Help & advice: Buying guide to heat guns
Buying guide to heat guns
Paint stripping? An electric heat gun is a safe, simple alternative to blasting away with a blowtorch. Here's what to look out for. See the Homebase range of easy-to-use heat guns.
Heat guns are a great way to get rid of paint without going too far! They use a jet of super-hot air - rather than the flame of a traditional blowtorch - to soften paint for stripping. That means there's less chance of burning woodwork or cracking glass.
Most basic heat guns (also called hot-air strippers) have at least two temperature settings for working on different materials. More sophisticated guns offer a wider range, from about 50oF to 600oF. Professional models range from 100oF to 1000oF and can have an LED temperature indicator for precision control.
Temperature control can be important to protect material - too much heat will split glass and scorch wood. But it's also handy when you need to adjust the heat for different types of jobs, such as melting adhesives, bending plastic, soldering or even thawing frozen pipes.
All heat guns come with the standard wide mouth nozzle for general use.
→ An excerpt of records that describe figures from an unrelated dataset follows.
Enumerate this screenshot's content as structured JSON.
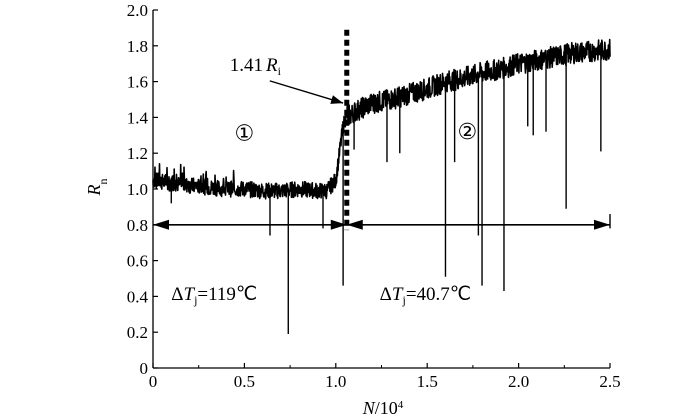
{
  "chart_data": {
    "type": "line",
    "xlabel": {
      "main": "N",
      "suffix": "/10",
      "exp": "4"
    },
    "ylabel": {
      "main": "R",
      "sub": "n"
    },
    "xlim": [
      0,
      2.5
    ],
    "ylim": [
      0,
      2.0
    ],
    "xticks": [
      "0",
      "0.5",
      "1.0",
      "1.5",
      "2.0",
      "2.5"
    ],
    "yticks": [
      "0",
      "0.2",
      "0.4",
      "0.6",
      "0.8",
      "1.0",
      "1.2",
      "1.4",
      "1.6",
      "1.8",
      "2.0"
    ],
    "series": [
      {
        "color": "#000000",
        "x": [
          0,
          0.05,
          0.1,
          0.2,
          0.3,
          0.4,
          0.5,
          0.6,
          0.7,
          0.8,
          0.9,
          0.95,
          1.0,
          1.02,
          1.04,
          1.06,
          1.08,
          1.1,
          1.2,
          1.3,
          1.4,
          1.5,
          1.6,
          1.7,
          1.8,
          1.9,
          2.0,
          2.1,
          2.2,
          2.3,
          2.4,
          2.5
        ],
        "y": [
          1.05,
          1.04,
          1.03,
          1.02,
          1.01,
          1.0,
          1.0,
          0.99,
          0.99,
          1.0,
          0.99,
          0.99,
          1.05,
          1.2,
          1.35,
          1.42,
          1.41,
          1.43,
          1.48,
          1.5,
          1.53,
          1.56,
          1.6,
          1.62,
          1.65,
          1.67,
          1.7,
          1.72,
          1.74,
          1.76,
          1.77,
          1.78
        ]
      }
    ],
    "spikes": [
      {
        "x": 0.1,
        "y": 0.92
      },
      {
        "x": 0.64,
        "y": 0.74
      },
      {
        "x": 0.74,
        "y": 0.19
      },
      {
        "x": 0.93,
        "y": 0.78
      },
      {
        "x": 1.04,
        "y": 0.46
      },
      {
        "x": 1.1,
        "y": 1.22
      },
      {
        "x": 1.28,
        "y": 1.15
      },
      {
        "x": 1.35,
        "y": 1.2
      },
      {
        "x": 1.6,
        "y": 0.51
      },
      {
        "x": 1.65,
        "y": 1.15
      },
      {
        "x": 1.78,
        "y": 0.74
      },
      {
        "x": 1.8,
        "y": 0.46
      },
      {
        "x": 1.92,
        "y": 0.43
      },
      {
        "x": 2.05,
        "y": 1.35
      },
      {
        "x": 2.08,
        "y": 1.3
      },
      {
        "x": 2.15,
        "y": 1.32
      },
      {
        "x": 2.26,
        "y": 0.89
      },
      {
        "x": 2.45,
        "y": 1.21
      }
    ],
    "divider": {
      "x": 1.06
    },
    "regions": [
      {
        "label": "①",
        "label_x": 0.5,
        "label_y": 1.27
      },
      {
        "label": "②",
        "label_x": 1.72,
        "label_y": 1.28
      }
    ],
    "arrows": [
      {
        "from": 0,
        "to": 1.06,
        "y": 0.8
      },
      {
        "from": 1.06,
        "to": 2.5,
        "y": 0.8
      }
    ],
    "annotations": {
      "peak": {
        "value": "1.41",
        "symbol": "R",
        "sub": "i",
        "text_x": 0.42,
        "text_y": 1.66,
        "target_x": 1.04,
        "target_y": 1.48
      },
      "dt_left": {
        "prefix": "Δ",
        "symbol": "T",
        "sub": "j",
        "value": "=119℃",
        "text_x": 0.1,
        "text_y": 0.38
      },
      "dt_right": {
        "prefix": "Δ",
        "symbol": "T",
        "sub": "j",
        "value": "=40.7℃",
        "text_x": 1.24,
        "text_y": 0.38
      }
    },
    "grid": false
  }
}
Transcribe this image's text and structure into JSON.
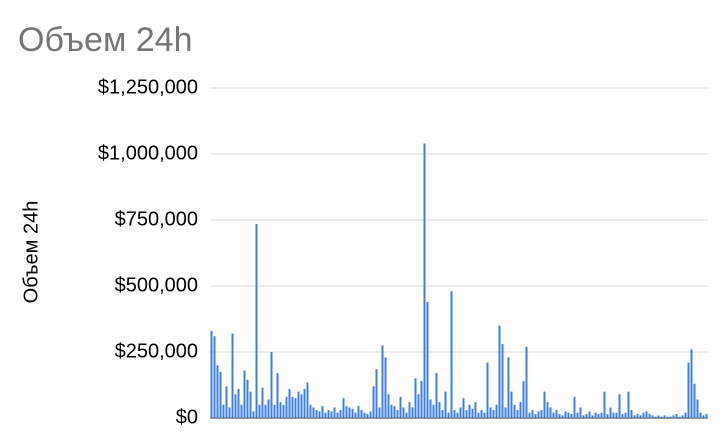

But most manufacturers offer a range of interchangeable attachments for a variety of tasks.
These include fishtail nozzles for spreading the heat, cone nozzles for concentrating it, glass protectors for shielding windows from overheating when you're stripping frames, and spoon reflectors for soldering pipes.
If you need to work up a ladder, an integral scraper is a handy heat gun fitting, as your whole operation can be done one-handed.
- Protect your eyes by wearing safety goggles.
- Protect feet with heavy-duty footwear (we recommend steel-capped boots).
- Don't point the heat gun anywhere other than the area you're working on.
- Look for models with a built-in stand, so you can put the gun down to cool safely.